E não digo apenas na grafia de palavras ou nos erros de concordância. Isso até que é passável. Estou me referindo à absoluta incapacidade de se fazer entender. Muitas vezes depois de ler uma postagem fico me perguntando que merda o autor ou autora estava querendo dizer. O analfabetismo funcional ulula (por essa você não esperava) em grande parte dos textos. E, sabemos, quem escreve mal, pensa mal. Você pode encontrar erros primários de ortografia, frases que poderiam se enquadrar como crime hediondo contra a língua pátria, mas com um sentido compreensível. Ninguém é obrigado a ter uma capacidade literária camoniana. Tive auxiliares domésticas que nunca tiveram intimidade com a palavra escrita, mas que me deixavam bilhetes nos quais eu entendia o sentido. Nas redes sociais, muitas vezes me percebo relendo textos longos, onde tenho dificuldade de saber que diabo o autor estava querendo dizer.

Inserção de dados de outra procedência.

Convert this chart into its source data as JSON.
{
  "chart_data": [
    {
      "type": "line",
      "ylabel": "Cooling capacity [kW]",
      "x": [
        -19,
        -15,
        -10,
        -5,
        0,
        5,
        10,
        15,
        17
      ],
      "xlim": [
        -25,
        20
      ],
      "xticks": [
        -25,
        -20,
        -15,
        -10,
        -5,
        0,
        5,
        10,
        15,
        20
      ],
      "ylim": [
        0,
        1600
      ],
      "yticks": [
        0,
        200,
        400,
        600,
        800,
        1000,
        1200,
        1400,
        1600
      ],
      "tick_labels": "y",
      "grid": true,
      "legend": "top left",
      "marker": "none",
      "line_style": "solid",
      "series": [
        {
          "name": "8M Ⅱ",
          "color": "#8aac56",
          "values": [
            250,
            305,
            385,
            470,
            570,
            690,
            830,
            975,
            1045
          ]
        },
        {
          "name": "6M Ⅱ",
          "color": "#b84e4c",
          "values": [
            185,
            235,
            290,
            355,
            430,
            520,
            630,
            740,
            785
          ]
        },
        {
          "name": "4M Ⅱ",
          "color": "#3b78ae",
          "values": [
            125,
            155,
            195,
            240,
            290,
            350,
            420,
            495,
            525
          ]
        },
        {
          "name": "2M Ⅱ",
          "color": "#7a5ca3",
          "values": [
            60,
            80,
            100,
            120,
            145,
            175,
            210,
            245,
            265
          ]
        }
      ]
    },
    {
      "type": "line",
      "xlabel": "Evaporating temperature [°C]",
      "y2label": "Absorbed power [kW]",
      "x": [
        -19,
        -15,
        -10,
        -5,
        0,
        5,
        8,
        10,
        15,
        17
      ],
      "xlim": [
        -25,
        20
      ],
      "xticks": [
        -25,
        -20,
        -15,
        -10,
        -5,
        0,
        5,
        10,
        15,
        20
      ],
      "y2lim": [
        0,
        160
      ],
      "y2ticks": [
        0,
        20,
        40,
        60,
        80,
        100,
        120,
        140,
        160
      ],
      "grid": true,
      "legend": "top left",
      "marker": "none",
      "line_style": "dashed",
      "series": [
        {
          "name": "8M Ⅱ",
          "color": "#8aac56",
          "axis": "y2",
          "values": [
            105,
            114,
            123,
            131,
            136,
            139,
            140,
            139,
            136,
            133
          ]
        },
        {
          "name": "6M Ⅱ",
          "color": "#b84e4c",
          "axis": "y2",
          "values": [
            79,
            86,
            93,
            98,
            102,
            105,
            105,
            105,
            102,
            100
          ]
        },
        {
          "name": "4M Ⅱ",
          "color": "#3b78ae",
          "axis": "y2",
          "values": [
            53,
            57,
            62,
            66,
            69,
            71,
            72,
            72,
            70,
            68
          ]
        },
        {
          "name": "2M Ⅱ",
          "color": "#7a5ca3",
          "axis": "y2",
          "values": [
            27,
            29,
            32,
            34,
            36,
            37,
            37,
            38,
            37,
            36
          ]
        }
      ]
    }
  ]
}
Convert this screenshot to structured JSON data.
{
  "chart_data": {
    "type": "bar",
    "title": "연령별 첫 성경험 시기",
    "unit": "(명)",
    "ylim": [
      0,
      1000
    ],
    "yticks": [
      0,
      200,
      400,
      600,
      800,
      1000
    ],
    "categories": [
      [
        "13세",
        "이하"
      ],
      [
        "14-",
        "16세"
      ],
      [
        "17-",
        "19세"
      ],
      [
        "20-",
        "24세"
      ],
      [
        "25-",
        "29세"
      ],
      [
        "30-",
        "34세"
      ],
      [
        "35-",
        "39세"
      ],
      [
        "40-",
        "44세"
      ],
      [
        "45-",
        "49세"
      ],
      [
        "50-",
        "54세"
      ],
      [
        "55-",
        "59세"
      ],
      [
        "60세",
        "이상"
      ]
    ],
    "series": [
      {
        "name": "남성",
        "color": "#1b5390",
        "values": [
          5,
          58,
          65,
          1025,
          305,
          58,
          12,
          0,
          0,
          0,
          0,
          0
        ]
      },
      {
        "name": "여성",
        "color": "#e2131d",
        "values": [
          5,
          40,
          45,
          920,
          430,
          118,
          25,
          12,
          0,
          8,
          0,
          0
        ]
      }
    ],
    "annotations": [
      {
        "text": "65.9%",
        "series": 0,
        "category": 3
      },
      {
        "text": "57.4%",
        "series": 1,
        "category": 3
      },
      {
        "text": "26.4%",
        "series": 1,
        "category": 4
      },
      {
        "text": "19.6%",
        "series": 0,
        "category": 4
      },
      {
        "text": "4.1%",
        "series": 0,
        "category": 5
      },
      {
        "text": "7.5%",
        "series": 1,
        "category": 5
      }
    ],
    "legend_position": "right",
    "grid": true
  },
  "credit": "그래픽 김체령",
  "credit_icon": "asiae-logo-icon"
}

Aliás, foi o que fiz na vida inteira. E, assim mesmo, já me surpreendi não descobrindo o que algumas mensagens significavam. Do lado contrário – e existe – temos o literato. Gente que não consegue escrever simples. Incapaz de uma ordem direta. Amantes de adjetivos e circunlóquios, transformando uma mensagem que poderia ser facilmente compreendida, numa guirlanda de miosótis falsamente literários. Como esta merda de frase que acabei de cometer. E pensar que Machado de Assis, Monteiro Lobato, Zuenir Ventura, Chico Buarque, Fernando Pessoa, Nelson Rodrigues, Lygia Fagundes Telles, Saramago, Drummond, Eça de Queirós, Bandeira, Vinícius de Morais – e tantos outros – escreveram e escrevem simples, fugindo dos adjetivos em excesso e de palavras não corriqueiras. Não, não aponte em meus textos esses erros sobre os quais falo. Quem sou eu para escrever simples, mas com profundidade?

Não sou sábio o suficiente para ser despojado. Aliás, me lembro de meu professor de português no ginásio, quando os alunos me escolheram para ser o orador da turma. Minha primeira providência foi a de chantagear a família exigindo uma caneta Parker 51 de presente, que hoje eu sei obrigou meu pai a fazer um imenso sacrifício. Como se o instrumento tivesse alguma relação com a qualidade da escrita. Pois bem, de caneta nova e dezenas de folhas de caderno, redigi um discurso na minha opinião de qualidade literária irretocável. Tinha algumas centenas de adjetivos, nenhuma frase na ordem direta e palavras garimpadas com desvelo no dicionário. Umas 500 crases e acho que meia dúzia de ênclises e mesóclises. Diria que no nível de um Sarney adolescente. Todo orgulhoso, com a certeza de que iria dar uma profunda contribuição à oratória e ao beletrismo no Brasil, levei o discurso ao professor. Ele leu, coçou a barba, e sentenciou: “Meu filho. Você acaba de produzir um cagalhão florido”. Puto da vida, reescrevi o texto que, sem os adjetivos, circunlóquios e oras pois, foi reduzido a umas poucas frases. Enxertei casos da turma e fiz piada com os professores. Modéstia às favas, um sucesso. Ou – pelo menos – riram muito.